The route was extended at its outer, northern end by almost 1 mi to Crissy Field on September 19, 2020. The overhead trolley wires were not extended, and the trolleybuses operate over the new section solely using battery power, a feature that is sufficiently powerful in the fleet's newest vehicles that they can do so on a regular basis (over short distances). A new dedicated outer terminal opened on September 6, 2024.

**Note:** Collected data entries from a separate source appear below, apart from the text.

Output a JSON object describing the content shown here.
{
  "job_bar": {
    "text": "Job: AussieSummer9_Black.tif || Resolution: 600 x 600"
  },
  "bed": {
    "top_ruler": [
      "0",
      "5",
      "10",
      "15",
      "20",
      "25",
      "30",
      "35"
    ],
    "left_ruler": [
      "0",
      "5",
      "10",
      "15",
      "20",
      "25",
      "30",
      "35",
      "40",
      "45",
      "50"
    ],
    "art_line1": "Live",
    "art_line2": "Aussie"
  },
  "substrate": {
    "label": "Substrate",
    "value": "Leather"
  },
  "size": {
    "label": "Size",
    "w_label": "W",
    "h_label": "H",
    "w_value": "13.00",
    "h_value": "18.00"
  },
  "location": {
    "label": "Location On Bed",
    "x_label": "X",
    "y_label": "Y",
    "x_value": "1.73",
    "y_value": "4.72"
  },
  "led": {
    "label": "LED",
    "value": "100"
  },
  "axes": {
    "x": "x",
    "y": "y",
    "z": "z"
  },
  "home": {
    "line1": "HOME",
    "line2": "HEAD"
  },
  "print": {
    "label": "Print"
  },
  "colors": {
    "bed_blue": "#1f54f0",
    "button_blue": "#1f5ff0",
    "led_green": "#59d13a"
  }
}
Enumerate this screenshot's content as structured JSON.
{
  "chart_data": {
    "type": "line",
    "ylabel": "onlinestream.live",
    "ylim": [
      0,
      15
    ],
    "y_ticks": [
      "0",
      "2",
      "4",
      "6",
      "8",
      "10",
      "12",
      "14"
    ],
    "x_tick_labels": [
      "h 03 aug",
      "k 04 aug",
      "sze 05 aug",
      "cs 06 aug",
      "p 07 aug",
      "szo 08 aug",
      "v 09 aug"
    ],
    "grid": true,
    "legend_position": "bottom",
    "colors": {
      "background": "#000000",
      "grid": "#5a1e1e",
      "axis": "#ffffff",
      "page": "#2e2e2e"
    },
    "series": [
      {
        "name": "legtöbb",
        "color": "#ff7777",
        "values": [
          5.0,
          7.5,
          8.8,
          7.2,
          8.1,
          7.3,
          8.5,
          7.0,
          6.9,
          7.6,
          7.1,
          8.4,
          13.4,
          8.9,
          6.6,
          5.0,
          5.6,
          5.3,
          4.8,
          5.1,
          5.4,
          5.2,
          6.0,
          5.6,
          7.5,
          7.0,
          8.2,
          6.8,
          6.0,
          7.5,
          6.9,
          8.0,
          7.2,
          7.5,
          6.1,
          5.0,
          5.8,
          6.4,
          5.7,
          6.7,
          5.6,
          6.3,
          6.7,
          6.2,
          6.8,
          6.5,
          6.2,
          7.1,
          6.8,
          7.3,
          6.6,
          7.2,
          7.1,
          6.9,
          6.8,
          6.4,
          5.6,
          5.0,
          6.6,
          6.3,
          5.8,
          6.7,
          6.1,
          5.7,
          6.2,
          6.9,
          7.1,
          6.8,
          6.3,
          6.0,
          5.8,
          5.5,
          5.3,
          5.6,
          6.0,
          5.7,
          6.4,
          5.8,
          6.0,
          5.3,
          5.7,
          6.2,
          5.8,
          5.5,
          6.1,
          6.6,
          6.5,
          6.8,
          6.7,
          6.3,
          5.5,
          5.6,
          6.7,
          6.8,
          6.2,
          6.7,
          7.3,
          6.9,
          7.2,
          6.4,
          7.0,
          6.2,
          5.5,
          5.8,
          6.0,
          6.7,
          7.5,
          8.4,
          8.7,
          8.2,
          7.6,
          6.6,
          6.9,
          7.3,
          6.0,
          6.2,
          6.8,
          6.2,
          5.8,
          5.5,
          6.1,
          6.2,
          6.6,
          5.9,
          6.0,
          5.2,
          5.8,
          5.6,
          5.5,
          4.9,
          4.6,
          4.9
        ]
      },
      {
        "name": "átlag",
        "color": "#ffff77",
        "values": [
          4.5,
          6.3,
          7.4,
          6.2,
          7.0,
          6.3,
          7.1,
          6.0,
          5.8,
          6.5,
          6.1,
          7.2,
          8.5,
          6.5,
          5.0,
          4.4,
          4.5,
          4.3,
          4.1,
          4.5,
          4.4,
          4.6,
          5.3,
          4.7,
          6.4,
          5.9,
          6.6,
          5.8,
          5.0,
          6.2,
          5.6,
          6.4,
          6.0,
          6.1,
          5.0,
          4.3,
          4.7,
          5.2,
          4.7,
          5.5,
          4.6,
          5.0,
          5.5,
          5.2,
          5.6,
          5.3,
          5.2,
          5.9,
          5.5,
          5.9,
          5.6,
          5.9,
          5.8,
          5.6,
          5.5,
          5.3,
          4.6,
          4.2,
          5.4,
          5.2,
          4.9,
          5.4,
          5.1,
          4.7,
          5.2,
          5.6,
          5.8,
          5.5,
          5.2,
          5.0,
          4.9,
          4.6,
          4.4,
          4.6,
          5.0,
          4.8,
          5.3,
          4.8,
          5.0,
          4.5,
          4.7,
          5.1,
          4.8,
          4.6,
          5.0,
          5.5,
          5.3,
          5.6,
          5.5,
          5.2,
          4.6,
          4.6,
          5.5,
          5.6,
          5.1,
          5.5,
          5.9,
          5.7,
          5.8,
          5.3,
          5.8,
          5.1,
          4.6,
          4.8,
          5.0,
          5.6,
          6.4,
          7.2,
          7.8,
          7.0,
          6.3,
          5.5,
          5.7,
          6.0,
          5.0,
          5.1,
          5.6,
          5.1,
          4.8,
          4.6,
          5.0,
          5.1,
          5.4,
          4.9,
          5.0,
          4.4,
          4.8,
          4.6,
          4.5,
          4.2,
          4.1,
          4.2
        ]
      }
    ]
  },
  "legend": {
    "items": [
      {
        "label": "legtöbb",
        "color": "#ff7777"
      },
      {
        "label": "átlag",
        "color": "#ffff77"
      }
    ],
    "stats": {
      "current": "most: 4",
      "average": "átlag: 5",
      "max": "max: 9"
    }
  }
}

30X service was suspended in 2020 amid the COVID-19 pandemic. Limited service, with two southbound trips only in the morning peak, was restored on February 3, 2025. The SFMTA planned to cut the southern end of the 30S short turn route back to Sutter Street near Union Square on February 1, 2025. The change was delayed to accommodate high ridership from Lunar New Year celebrations, NBA All-Star Weekend events, and a temporary closure of the Central Subway. On March 15, 2025, the 30S was instead truncated to Mission Street with reduced frequency.